Spring Web Flow 2.0 will provide the Spring community with a unified application controller framework and runtime, suitable for executing all types of client interactions, and capable of integrating a variety of view rendering technologies and UI component models. This unified runtime will enable consistent application of management instrumentation, security, AJAX, and managed persistence, among other unique features.
A key new feature in 2.0 is what the project documents describe as flow-managed persistence:
Spring Web Flow 2.0 M1 introduces support for Flow Managed Persistence Contexts with Hibernate and JPA. The new Hotel Booking Sample application included in the release demonstrates this feature. Here is how it works in the context of the booking sample:
When a new hotel booking flow begins, a persistence context is created for you automatically.
As you progress through the flow, the persistence context is used for all data access operations automatically. You do not have to worry about locating the flow-bound EntityManager instance, or managing it in any way.

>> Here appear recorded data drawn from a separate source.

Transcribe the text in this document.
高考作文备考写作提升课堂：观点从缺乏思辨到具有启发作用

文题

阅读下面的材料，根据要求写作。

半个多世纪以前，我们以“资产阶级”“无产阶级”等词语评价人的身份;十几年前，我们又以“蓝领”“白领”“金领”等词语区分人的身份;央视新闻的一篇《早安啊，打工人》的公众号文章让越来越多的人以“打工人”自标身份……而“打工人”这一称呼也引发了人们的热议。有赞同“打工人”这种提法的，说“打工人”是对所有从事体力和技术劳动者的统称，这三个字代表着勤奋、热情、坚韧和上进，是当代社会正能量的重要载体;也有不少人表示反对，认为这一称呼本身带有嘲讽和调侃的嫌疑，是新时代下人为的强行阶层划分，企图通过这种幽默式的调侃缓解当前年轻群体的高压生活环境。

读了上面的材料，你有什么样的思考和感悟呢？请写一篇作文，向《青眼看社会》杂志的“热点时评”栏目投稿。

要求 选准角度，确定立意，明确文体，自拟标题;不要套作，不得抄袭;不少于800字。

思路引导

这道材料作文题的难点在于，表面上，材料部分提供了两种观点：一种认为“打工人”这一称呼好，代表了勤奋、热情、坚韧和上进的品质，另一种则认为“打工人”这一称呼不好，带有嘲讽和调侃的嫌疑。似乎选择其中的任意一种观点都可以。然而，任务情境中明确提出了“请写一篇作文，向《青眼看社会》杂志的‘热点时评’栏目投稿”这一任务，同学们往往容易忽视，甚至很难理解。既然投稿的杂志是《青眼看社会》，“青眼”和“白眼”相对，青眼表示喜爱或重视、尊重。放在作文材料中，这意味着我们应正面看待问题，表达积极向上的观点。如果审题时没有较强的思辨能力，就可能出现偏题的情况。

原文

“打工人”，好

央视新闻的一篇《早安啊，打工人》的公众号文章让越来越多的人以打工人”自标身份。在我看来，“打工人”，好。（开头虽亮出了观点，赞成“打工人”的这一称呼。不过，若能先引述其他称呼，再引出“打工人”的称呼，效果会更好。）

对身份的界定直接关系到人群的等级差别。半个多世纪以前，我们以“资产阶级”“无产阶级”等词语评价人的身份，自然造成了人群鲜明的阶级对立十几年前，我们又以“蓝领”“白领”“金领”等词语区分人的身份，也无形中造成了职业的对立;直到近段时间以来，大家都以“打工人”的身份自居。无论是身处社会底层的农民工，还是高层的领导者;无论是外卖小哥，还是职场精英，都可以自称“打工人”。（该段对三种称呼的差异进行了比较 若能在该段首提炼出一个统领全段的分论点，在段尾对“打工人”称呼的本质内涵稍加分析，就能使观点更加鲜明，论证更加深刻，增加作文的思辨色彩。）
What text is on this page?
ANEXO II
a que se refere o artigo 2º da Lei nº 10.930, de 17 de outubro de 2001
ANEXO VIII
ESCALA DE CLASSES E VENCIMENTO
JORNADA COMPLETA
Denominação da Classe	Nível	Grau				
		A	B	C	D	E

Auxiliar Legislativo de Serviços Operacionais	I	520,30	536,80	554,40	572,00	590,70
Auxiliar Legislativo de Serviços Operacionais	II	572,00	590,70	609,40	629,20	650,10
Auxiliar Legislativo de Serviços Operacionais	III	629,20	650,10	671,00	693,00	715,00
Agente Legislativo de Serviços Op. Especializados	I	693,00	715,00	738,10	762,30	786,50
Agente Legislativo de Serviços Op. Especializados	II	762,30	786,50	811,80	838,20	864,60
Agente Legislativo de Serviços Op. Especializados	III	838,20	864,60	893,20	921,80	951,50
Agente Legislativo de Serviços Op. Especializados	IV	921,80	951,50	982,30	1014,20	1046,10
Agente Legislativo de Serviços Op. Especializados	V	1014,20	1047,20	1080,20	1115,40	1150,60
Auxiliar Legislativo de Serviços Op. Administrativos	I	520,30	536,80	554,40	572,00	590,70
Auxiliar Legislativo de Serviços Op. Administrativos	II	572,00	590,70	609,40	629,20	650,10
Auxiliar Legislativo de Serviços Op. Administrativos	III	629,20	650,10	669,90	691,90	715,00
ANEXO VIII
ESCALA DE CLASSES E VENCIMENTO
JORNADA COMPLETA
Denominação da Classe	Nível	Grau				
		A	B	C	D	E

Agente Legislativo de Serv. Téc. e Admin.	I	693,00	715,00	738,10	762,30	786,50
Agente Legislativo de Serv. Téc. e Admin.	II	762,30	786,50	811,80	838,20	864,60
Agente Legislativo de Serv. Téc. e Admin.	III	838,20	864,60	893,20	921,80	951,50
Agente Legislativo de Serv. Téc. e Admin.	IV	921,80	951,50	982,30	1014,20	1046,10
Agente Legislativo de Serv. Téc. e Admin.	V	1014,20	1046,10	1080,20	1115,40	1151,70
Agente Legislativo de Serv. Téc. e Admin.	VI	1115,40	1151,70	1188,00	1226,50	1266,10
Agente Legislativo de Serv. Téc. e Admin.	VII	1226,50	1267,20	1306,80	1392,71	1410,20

When you authorize a booking, all changes to managed persistent entities are committed and flushed back to the database automatically. If you choose to cancel your booking, none of your changes are committed.
Version 2.0 also includes the Spring Faces module that contains a factored-out version of previous Spring Web Flow and JSF integration. Various decorator classes are provided, for instance, for integration with the Ext JavaScript library project's widgets. The release also contains support for the Unified Expression Language.
What do you think of Spring Web Flow's goal of providing a universal controller engine?